Last Updated on Sunday, 12 March 2023, 7:33 by Denis Chabrol
by GHK Lall
This is my position: Tacuma Ogunseye went too far. He should know that without any objection from a nobody like me. What he said, insinuated, or tabled distracted from his call. I disagree with him, and that call that encircles the Joint Services, a huge section of it, cannot be condoned, leaving him on the carpet. I absorb this passionate development in simmering, roiled Guyana, and approach from multiple angles.
First, a season of resistance, whether hour, day, or extended period, has much to recommend it, including underlying energy and circumstances. More than Black Guyanese are troubled; growing fractions of Indian and Amerindian Guyanese (others) have come, and are coming, to the conclusion, that what the PPP Government says is at stark odds to the harsh realities of their experiences, the truths of their lives. The President loses credibility, other than for diehards, induced cheerleaders, the indebted; they know, but are trapped. The Vice President is recognized for who he really is deep down: too many deafening echoes, countless naked memories of LFS Burnham, which the Vice President surpasses by leaps and bounds. The dark side of Guyana highlighted. The environment, therefore, ripens towards what Mr. Ogunseye calls for, got carried away most troublingly.
For, second, should the Joint Services-a conspicuous section of it-become embroiled in the ugly, nasty, dirty politics of Guyana, then I believe that the downward spiral into open anarchy looms distinctively. Anarchies are endless and uncontrollable. This would leave us in a worse place than today, with rawer, deeper, and angrier division commanding the local political roosts, and leading us to the unthinkable.
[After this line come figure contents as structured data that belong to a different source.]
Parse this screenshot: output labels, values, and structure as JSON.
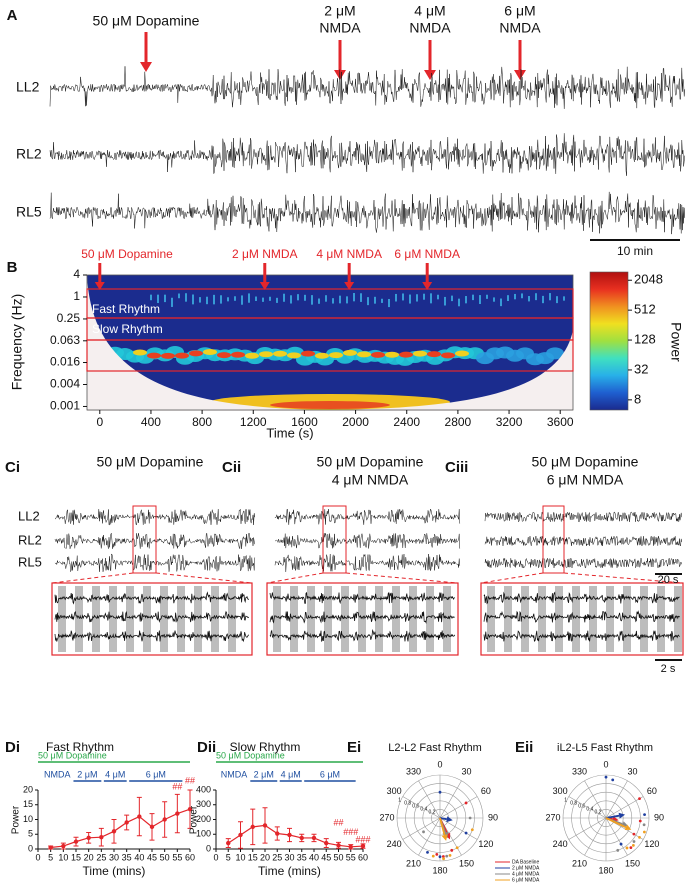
{
  "panel_a": {
    "label": "A",
    "events": [
      {
        "lines": [
          "50 μM Dopamine"
        ]
      },
      {
        "lines": [
          "2 μM",
          "NMDA"
        ]
      },
      {
        "lines": [
          "4 μM",
          "NMDA"
        ]
      },
      {
        "lines": [
          "6 μM",
          "NMDA"
        ]
      }
    ],
    "traces": [
      "LL2",
      "RL2",
      "RL5"
    ],
    "scale_bar": "10 min"
  },
  "panel_c": {
    "panels": [
      {
        "label": "Ci",
        "title": [
          "50 μM Dopamine"
        ]
      },
      {
        "label": "Cii",
        "title": [
          "50 μM Dopamine",
          "4 μM NMDA"
        ]
      },
      {
        "label": "Ciii",
        "title": [
          "50 μM Dopamine",
          "6 μM NMDA"
        ]
      }
    ],
    "traces": [
      "LL2",
      "RL2",
      "RL5"
    ],
    "scale_bars": [
      "20 s",
      "2 s"
    ]
  },
  "chart_data": [
    {
      "label": "B",
      "type": "spectrogram",
      "xlabel": "Time (s)",
      "ylabel": "Frequency (Hz)",
      "colorbar_label": "Power",
      "xlim": [
        -100,
        3700
      ],
      "xticks": [
        0,
        400,
        800,
        1200,
        1600,
        2000,
        2400,
        2800,
        3200,
        3600
      ],
      "ylim": [
        0.0008,
        4
      ],
      "log_y": true,
      "yticks": [
        4,
        1,
        0.25,
        0.063,
        0.016,
        0.004,
        0.001
      ],
      "colorbar_lim": [
        5,
        3000
      ],
      "colorbar_ticks": [
        8,
        32,
        128,
        512,
        2048
      ],
      "bands": [
        "Fast Rhythm",
        "Slow Rhythm"
      ],
      "events": [
        {
          "time": 0,
          "label": "50 μM Dopamine"
        },
        {
          "time": 1290,
          "label": "2 μM NMDA"
        },
        {
          "time": 1950,
          "label": "4 μM NMDA"
        },
        {
          "time": 2560,
          "label": "6 μM NMDA"
        }
      ]
    },
    {
      "label": "Di",
      "type": "line",
      "title": "Fast Rhythm",
      "xlabel": "Time (mins)",
      "ylabel": "Power",
      "x": [
        5,
        10,
        15,
        20,
        25,
        30,
        35,
        40,
        45,
        50,
        55,
        60
      ],
      "series": [
        {
          "color": "#e3262b",
          "values": [
            0.5,
            1,
            2.5,
            3.8,
            4,
            6,
            9,
            11,
            7.5,
            10,
            12,
            13.5
          ],
          "errors": [
            0.5,
            1,
            1.5,
            1.8,
            3,
            4,
            2.5,
            6.5,
            4.5,
            6,
            6.5,
            6.5
          ]
        }
      ],
      "xlim": [
        0,
        60
      ],
      "xticks": [
        0,
        5,
        10,
        15,
        20,
        25,
        30,
        35,
        40,
        45,
        50,
        55,
        60
      ],
      "ylim": [
        0,
        20
      ],
      "yticks": [
        0,
        5,
        10,
        15,
        20
      ],
      "treatments": [
        {
          "label": "50 μM Dopamine",
          "start": 0,
          "end": 60,
          "color": "#2aa84a"
        },
        {
          "label": "NMDA",
          "color": "#1f4fa0"
        },
        {
          "label": "2 μM",
          "start": 14,
          "end": 25,
          "color": "#1f4fa0"
        },
        {
          "label": "4 μM",
          "start": 26,
          "end": 35,
          "color": "#1f4fa0"
        },
        {
          "label": "6 μM",
          "start": 36,
          "end": 57,
          "color": "#1f4fa0"
        }
      ],
      "annotations": [
        {
          "x": 55,
          "y": 21,
          "text": "##"
        },
        {
          "x": 60,
          "y": 23,
          "text": "##"
        }
      ]
    },
    {
      "label": "Dii",
      "type": "line",
      "title": "Slow Rhythm",
      "xlabel": "Time (mins)",
      "ylabel": "Power",
      "x": [
        5,
        10,
        15,
        20,
        25,
        30,
        35,
        40,
        45,
        50,
        55,
        60
      ],
      "series": [
        {
          "color": "#e3262b",
          "values": [
            40,
            95,
            150,
            160,
            105,
            95,
            75,
            75,
            40,
            25,
            15,
            20
          ],
          "errors": [
            30,
            90,
            120,
            120,
            45,
            45,
            25,
            25,
            30,
            20,
            15,
            15
          ]
        }
      ],
      "xlim": [
        0,
        60
      ],
      "xticks": [
        0,
        5,
        10,
        15,
        20,
        25,
        30,
        35,
        40,
        45,
        50,
        55,
        60
      ],
      "ylim": [
        0,
        400
      ],
      "yticks": [
        0,
        100,
        200,
        300,
        400
      ],
      "treatments": [
        {
          "label": "50 μM Dopamine",
          "start": 0,
          "end": 60,
          "color": "#2aa84a"
        },
        {
          "label": "NMDA",
          "color": "#1f4fa0"
        },
        {
          "label": "2 μM",
          "start": 14,
          "end": 25,
          "color": "#1f4fa0"
        },
        {
          "label": "4 μM",
          "start": 26,
          "end": 35,
          "color": "#1f4fa0"
        },
        {
          "label": "6 μM",
          "start": 36,
          "end": 57,
          "color": "#1f4fa0"
        }
      ],
      "annotations": [
        {
          "x": 50,
          "y": 175,
          "text": "##"
        },
        {
          "x": 55,
          "y": 110,
          "text": "###"
        },
        {
          "x": 60,
          "y": 60,
          "text": "###"
        }
      ]
    },
    {
      "label": "Ei",
      "type": "polar",
      "title": "L2-L2 Fast Rhythm",
      "theta_ticks": [
        0,
        30,
        60,
        90,
        120,
        150,
        180,
        210,
        240,
        270,
        300,
        330
      ],
      "rlim": [
        0,
        1
      ],
      "r_ticks": [
        0.2,
        0.4,
        0.6,
        0.8,
        1
      ],
      "legend": true,
      "series": [
        {
          "name": "DA Baseline",
          "color": "#e3262b",
          "arrow": {
            "angle": 155,
            "length": 0.55
          },
          "points": [
            [
              175,
              0.9
            ],
            [
              185,
              0.85
            ],
            [
              160,
              0.8
            ],
            [
              60,
              0.7
            ]
          ]
        },
        {
          "name": "2 μM NMDA",
          "color": "#1f3fa0",
          "arrow": {
            "angle": 100,
            "length": 0.3
          },
          "points": [
            [
              0,
              0.6
            ],
            [
              180,
              0.9
            ],
            [
              200,
              0.85
            ],
            [
              120,
              0.7
            ]
          ]
        },
        {
          "name": "4 μM NMDA",
          "color": "#888888",
          "arrow": {
            "angle": 160,
            "length": 0.5
          },
          "points": [
            [
              90,
              0.7
            ],
            [
              170,
              0.9
            ],
            [
              230,
              0.5
            ]
          ]
        },
        {
          "name": "6 μM NMDA",
          "color": "#f0a020",
          "arrow": {
            "angle": 165,
            "length": 0.55
          },
          "points": [
            [
              165,
              0.9
            ],
            [
              175,
              0.95
            ],
            [
              190,
              0.9
            ],
            [
              150,
              0.8
            ],
            [
              110,
              0.8
            ]
          ]
        }
      ]
    },
    {
      "label": "Eii",
      "type": "polar",
      "title": "iL2-L5 Fast Rhythm",
      "theta_ticks": [
        0,
        30,
        60,
        90,
        120,
        150,
        180,
        210,
        240,
        270,
        300,
        330
      ],
      "rlim": [
        0,
        1
      ],
      "r_ticks": [
        0.2,
        0.4,
        0.6,
        0.8,
        1
      ],
      "legend": false,
      "series": [
        {
          "color": "#e3262b",
          "arrow": {
            "angle": 100,
            "length": 0.3
          },
          "points": [
            [
              95,
              0.8
            ],
            [
              120,
              0.75
            ],
            [
              60,
              0.9
            ],
            [
              140,
              0.9
            ]
          ]
        },
        {
          "color": "#1f3fa0",
          "arrow": {
            "angle": 80,
            "length": 0.45
          },
          "points": [
            [
              0,
              0.95
            ],
            [
              10,
              0.9
            ],
            [
              150,
              0.7
            ],
            [
              85,
              0.9
            ]
          ]
        },
        {
          "color": "#888888",
          "arrow": {
            "angle": 110,
            "length": 0.55
          },
          "points": [
            [
              100,
              0.9
            ],
            [
              130,
              0.85
            ],
            [
              160,
              0.8
            ]
          ]
        },
        {
          "color": "#f0a020",
          "arrow": {
            "angle": 115,
            "length": 0.65
          },
          "points": [
            [
              110,
              0.95
            ],
            [
              120,
              0.9
            ],
            [
              135,
              0.9
            ],
            [
              145,
              0.85
            ]
          ]
        }
      ]
    }
  ]
}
This should be avoided at all costs; there are no winners, no salvaging pyrrhic victory.
Third, the WPA, of which Brother Tacuma is an inseparable ingredient, contributed significantly in a prior time when dictatorship reigned throughout Guyana. The forces of right and for justice-admittedly raucous, boisterous, and pugnacious-prevailed, which brought us to today, three decades later. Today there is a more rampant dictatorship in Guyana, compliments of the Vice President, a man who knows not the straight way, to whom the clean light is alien; even the President is overwhelmed. Before, we had Burnham, and the WPA did its part. Today, there is the Vice President, a leader with similar cagey, convulsing ambitions towards suspect greatness, but who makes Burnham look like a beginner. The record of Burnham was when he was bad, he was really bad. With the precedent of the Burnham era as context, and the WPA’s invaluable efforts to Guyana’s cause, the group and Mr. Ogunseye must parallel at a higher level their sterling efforts of years before. It is not by the means, or the manner, that he hinted, expounded.
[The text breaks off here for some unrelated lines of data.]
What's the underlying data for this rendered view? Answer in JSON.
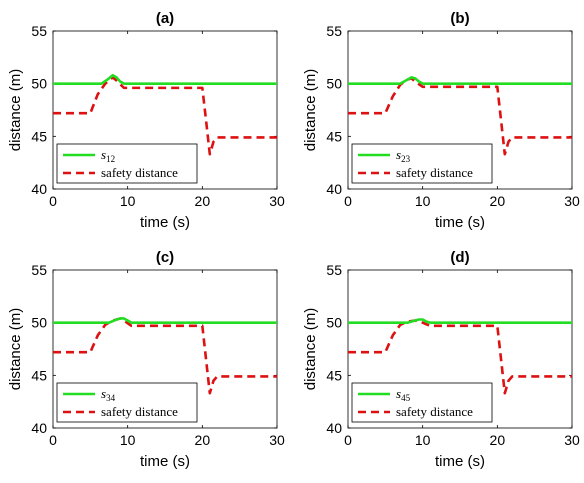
{
  "colors": {
    "spacing_series": "#22dd22",
    "safety_series": "#dd1111",
    "axes": "#000000",
    "background": "#ffffff"
  },
  "chart_data": [
    {
      "type": "line",
      "title": "(a)",
      "xlabel": "time (s)",
      "ylabel": "distance (m)",
      "xlim": [
        0,
        30
      ],
      "ylim": [
        40,
        55
      ],
      "xticks": [
        "0",
        "10",
        "20",
        "30"
      ],
      "yticks": [
        "40",
        "45",
        "50",
        "55"
      ],
      "grid": false,
      "legend_position": "bottom-left",
      "series": [
        {
          "name": "s12",
          "symbol": "s",
          "subscript": "12",
          "style": "solid",
          "x": [
            0,
            6.5,
            7.5,
            8.0,
            8.5,
            9.0,
            9.5,
            30
          ],
          "y": [
            50,
            50,
            50.5,
            50.8,
            50.6,
            50.2,
            50,
            50
          ]
        },
        {
          "name": "safety distance",
          "style": "dashed",
          "x": [
            0,
            5,
            6,
            7,
            8,
            8.5,
            9.5,
            20,
            20.5,
            21,
            21.5,
            22,
            30
          ],
          "y": [
            47.2,
            47.2,
            49.0,
            50.0,
            50.6,
            50.3,
            49.6,
            49.6,
            46.5,
            43.3,
            44.5,
            44.9,
            44.9
          ]
        }
      ]
    },
    {
      "type": "line",
      "title": "(b)",
      "xlabel": "time (s)",
      "ylabel": "distance (m)",
      "xlim": [
        0,
        30
      ],
      "ylim": [
        40,
        55
      ],
      "xticks": [
        "0",
        "10",
        "20",
        "30"
      ],
      "yticks": [
        "40",
        "45",
        "50",
        "55"
      ],
      "grid": false,
      "legend_position": "bottom-left",
      "series": [
        {
          "name": "s23",
          "symbol": "s",
          "subscript": "23",
          "style": "solid",
          "x": [
            0,
            7.0,
            8.0,
            8.5,
            9.0,
            9.5,
            10.0,
            30
          ],
          "y": [
            50,
            50,
            50.4,
            50.6,
            50.5,
            50.2,
            50,
            50
          ]
        },
        {
          "name": "safety distance",
          "style": "dashed",
          "x": [
            0,
            5,
            6,
            7,
            8,
            8.5,
            9.0,
            10.0,
            20,
            20.5,
            21,
            21.5,
            22,
            30
          ],
          "y": [
            47.2,
            47.2,
            48.8,
            49.9,
            50.4,
            50.5,
            50.2,
            49.7,
            49.7,
            46.5,
            43.3,
            44.5,
            44.9,
            44.9
          ]
        }
      ]
    },
    {
      "type": "line",
      "title": "(c)",
      "xlabel": "time (s)",
      "ylabel": "distance (m)",
      "xlim": [
        0,
        30
      ],
      "ylim": [
        40,
        55
      ],
      "xticks": [
        "0",
        "10",
        "20",
        "30"
      ],
      "yticks": [
        "40",
        "45",
        "50",
        "55"
      ],
      "grid": false,
      "legend_position": "bottom-left",
      "series": [
        {
          "name": "s34",
          "symbol": "s",
          "subscript": "34",
          "style": "solid",
          "x": [
            0,
            7.5,
            8.5,
            9.0,
            9.5,
            10.0,
            10.5,
            30
          ],
          "y": [
            50,
            50,
            50.3,
            50.4,
            50.4,
            50.2,
            50,
            50
          ]
        },
        {
          "name": "safety distance",
          "style": "dashed",
          "x": [
            0,
            5,
            6,
            7,
            8,
            9,
            9.5,
            10.5,
            20,
            20.5,
            21,
            21.5,
            22,
            30
          ],
          "y": [
            47.2,
            47.2,
            48.8,
            49.8,
            50.2,
            50.4,
            50.2,
            49.7,
            49.7,
            46.5,
            43.3,
            44.5,
            44.9,
            44.9
          ]
        }
      ]
    },
    {
      "type": "line",
      "title": "(d)",
      "xlabel": "time (s)",
      "ylabel": "distance (m)",
      "xlim": [
        0,
        30
      ],
      "ylim": [
        40,
        55
      ],
      "xticks": [
        "0",
        "10",
        "20",
        "30"
      ],
      "yticks": [
        "40",
        "45",
        "50",
        "55"
      ],
      "grid": false,
      "legend_position": "bottom-left",
      "series": [
        {
          "name": "s45",
          "symbol": "s",
          "subscript": "45",
          "style": "solid",
          "x": [
            0,
            8.0,
            9.0,
            9.5,
            10.0,
            10.5,
            11.0,
            30
          ],
          "y": [
            50,
            50,
            50.2,
            50.3,
            50.3,
            50.1,
            50,
            50
          ]
        },
        {
          "name": "safety distance",
          "style": "dashed",
          "x": [
            0,
            5,
            6,
            7,
            8,
            9,
            10,
            11,
            20,
            20.5,
            21,
            21.5,
            22,
            30
          ],
          "y": [
            47.2,
            47.2,
            48.8,
            49.8,
            50.1,
            50.2,
            50.0,
            49.7,
            49.7,
            46.5,
            43.3,
            44.5,
            44.9,
            44.9
          ]
        }
      ]
    }
  ]
}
Fourth, and in contrast, the territory of this millennium calls for sophistication and subtlety. Opposing forces in Guyana need to be wise and patient. There is a need for solid traction locally, international recognition for genuine democratic convictions, and domestic inclusion that powers towards a common cause. This common cause is what splits into the disfigured subsets that are so much of the norms of Guyanese life. Leadership deceptions that require eradication. Governance corruptions that demand reduction. Racial, social, and financial exclusions that beg for attention, for relief, more of what remedies. Any force of change, of reason, must possess the wisdom to rise above what lends so much to the clashing noises and reciprocal hates in this country. The WPA was there before, as an agent of necessary, overdue change. Its people did their part. Now, there are more challenging parts to be addressed, and to be overcome in the keenest way possible. A balancing act, it is.
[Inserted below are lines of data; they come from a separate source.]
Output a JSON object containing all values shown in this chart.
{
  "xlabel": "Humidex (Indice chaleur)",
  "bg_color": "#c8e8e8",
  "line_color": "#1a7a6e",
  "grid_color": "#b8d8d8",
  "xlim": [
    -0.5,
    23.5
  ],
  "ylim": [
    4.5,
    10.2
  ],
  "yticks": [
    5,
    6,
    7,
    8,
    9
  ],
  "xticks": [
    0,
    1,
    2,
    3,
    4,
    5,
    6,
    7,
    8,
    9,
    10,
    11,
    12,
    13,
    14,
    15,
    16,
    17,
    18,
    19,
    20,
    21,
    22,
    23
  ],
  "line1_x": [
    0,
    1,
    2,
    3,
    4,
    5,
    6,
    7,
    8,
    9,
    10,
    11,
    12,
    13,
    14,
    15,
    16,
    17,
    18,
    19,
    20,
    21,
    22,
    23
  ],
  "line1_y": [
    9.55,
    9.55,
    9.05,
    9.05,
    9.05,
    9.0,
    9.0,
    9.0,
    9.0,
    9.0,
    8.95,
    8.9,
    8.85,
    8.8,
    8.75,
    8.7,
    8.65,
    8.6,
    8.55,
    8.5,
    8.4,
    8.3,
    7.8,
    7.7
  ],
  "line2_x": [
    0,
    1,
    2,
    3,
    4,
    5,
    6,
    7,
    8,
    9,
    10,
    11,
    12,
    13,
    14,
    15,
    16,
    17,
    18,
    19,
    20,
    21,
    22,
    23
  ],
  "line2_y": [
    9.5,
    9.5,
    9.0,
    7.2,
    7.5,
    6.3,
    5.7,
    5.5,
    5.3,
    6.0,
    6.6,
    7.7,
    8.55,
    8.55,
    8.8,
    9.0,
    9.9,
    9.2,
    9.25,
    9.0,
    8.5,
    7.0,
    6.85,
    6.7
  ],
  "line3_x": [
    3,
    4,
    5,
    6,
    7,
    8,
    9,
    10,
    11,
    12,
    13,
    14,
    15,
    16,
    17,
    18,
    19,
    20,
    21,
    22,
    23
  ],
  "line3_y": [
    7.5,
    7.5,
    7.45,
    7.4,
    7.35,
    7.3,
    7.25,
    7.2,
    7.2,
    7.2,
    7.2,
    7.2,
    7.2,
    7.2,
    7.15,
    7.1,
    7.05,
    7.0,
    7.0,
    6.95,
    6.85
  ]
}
Fifth, I caution, therefore, any barreling ahead to deliver broadsides to bludgeon into submission provokes official reactions. Justifications are found for all manner of leadership perversities under the cover of law and order, constitution and the integrity of the people. Guyanese may be fooled and misled, but the same people from the alphabet soup rescue squad know better, and for the simple reason that they know more of what really goes on here. Like Burnham, the Vice President has persuaded himself that he is untouchable. He could not be more wrong. For, if the people who put him back together become more anxious about his excesses, he will go the Burnham way. Down first, then out; and there is no commodity on earth that would insulate.
Finally, we all do well to remember that the power of disappointed, disgusted, and disturbed people is what sways the day. That power has a language of its own, and an unconquerable resilience, which even foreign forces come to respect. Thus, they realign themselves to suit their interests, safeguard their long visions.